Rapat Harmonisasi ini merupakan pelaksanaan dari ketentuan Pasal 58 ayat (2) Undang-Undang Nomor 13 Tahun 2022 tentang Perubahan Kedua Undang-Undang Nomor 12 Tahun 2011 tentang Pembentukan Peraturan Perundang-undangan, yang bertujuan menyelaraskan, mengharmonisasikan dan menyamakan konsepsi perumusan norma dalam Peraturan Daerah, sehingga Peraturan yang ditetapkan akan sesuai dengan ketentuan peraturan perundang-undangan dan dapat dilaksanakan atau implementatif.

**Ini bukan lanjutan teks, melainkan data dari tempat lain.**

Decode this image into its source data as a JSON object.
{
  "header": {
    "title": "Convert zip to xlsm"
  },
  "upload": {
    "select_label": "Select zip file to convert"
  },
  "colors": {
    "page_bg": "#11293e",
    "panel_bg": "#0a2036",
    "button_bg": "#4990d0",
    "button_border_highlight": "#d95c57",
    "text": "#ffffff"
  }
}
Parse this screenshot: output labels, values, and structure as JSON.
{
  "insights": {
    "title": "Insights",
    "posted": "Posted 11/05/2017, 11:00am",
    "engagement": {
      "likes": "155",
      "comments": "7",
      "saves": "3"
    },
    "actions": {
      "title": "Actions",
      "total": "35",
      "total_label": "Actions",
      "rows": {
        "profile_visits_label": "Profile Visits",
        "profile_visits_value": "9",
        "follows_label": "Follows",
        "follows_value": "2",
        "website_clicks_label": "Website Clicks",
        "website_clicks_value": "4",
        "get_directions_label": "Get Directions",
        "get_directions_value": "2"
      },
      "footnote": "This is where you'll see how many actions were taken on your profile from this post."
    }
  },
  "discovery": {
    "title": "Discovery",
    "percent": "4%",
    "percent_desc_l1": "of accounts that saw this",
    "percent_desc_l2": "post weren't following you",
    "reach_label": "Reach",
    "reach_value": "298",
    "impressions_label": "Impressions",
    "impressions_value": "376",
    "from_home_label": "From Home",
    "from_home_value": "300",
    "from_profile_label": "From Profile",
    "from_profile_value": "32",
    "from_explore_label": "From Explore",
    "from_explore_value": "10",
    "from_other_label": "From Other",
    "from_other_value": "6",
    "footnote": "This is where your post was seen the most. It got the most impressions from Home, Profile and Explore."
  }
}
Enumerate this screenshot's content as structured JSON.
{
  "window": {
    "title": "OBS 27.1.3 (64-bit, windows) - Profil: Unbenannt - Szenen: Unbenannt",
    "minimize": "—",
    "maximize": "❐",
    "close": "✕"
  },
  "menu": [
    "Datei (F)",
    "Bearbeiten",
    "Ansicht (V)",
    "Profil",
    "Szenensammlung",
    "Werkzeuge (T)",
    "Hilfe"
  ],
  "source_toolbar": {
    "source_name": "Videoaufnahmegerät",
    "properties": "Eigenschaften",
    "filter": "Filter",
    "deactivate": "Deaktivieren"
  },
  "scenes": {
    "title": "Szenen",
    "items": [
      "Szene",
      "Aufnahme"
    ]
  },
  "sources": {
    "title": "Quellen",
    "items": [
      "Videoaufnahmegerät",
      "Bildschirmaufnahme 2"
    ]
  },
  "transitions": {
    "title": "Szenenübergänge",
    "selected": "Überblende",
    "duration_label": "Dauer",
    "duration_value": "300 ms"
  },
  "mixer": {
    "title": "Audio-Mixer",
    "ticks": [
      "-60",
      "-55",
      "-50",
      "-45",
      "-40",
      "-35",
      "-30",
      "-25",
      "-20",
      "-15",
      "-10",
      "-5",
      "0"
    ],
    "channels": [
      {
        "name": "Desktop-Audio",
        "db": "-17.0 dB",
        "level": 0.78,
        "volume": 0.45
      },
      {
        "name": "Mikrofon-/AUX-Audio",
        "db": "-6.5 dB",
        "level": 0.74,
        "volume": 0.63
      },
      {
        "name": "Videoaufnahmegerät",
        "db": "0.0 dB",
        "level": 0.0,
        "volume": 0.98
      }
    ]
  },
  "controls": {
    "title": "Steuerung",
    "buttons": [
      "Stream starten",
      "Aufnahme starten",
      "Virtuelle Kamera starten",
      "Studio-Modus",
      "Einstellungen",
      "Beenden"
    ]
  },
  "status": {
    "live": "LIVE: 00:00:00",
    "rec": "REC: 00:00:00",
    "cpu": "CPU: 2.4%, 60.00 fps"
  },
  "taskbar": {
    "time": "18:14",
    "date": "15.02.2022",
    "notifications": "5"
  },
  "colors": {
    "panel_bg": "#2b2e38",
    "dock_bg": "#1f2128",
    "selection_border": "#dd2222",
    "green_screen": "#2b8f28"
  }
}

Dalam sambutannya, Andi menyampaikan Rumah Keadilan Restoratif, pada dasarnya terdapat dalam Peraturan Jaksa Agung Nomor 15 Tahun 2020 tentang Penghentian Penuntutan Berdasarkan Keadilan Restoratif dan Peraturan Polri Nomor 8 Tahun 2021 tentang Penanganan Tindak Pidana Berdasarkan Keadilan Restoratif.

Andi menambahkan sebagaimana termuat dalam Pasal 9 Peraturan Jaksa Agung Nomor 5 Tahun 2020 bahwa proses perdamaian dilaksanakan di kantor Kejaksaan kecuali terdapat kondisi atau keadaan yang tidak memungkinkan karena alasan keamanan, kesehatan, atau kondisi geografis, proses perdamaian dapat dilaksanakan di kantor pemerintah atau tempat lain yang disepakati dengan surat perintah dari Kepala Cabang Kejaksaan Negeri atau Kepala Kejaksaan Negeri. “Namun terkait dengan kewenangan Pemerintah Daerah perlu dilakukan pengkajian lebih lanjut,” katanya.

Andi pun meminta pada pelaksanaanya nanti Perancang Kantor Wilayah dapat menyampaikan hal-hal yang menjadi titik permasalahan krusial yang harus didiskusikan dengan Pemrakarsa dan Perangkat Daerah terkait.

“Sehingga diperoleh rumusan rancangan yang sesuai dengan ketentuan peraturan perundang-undangan dan implementasi dalam pelaksanaannya,” paparnya.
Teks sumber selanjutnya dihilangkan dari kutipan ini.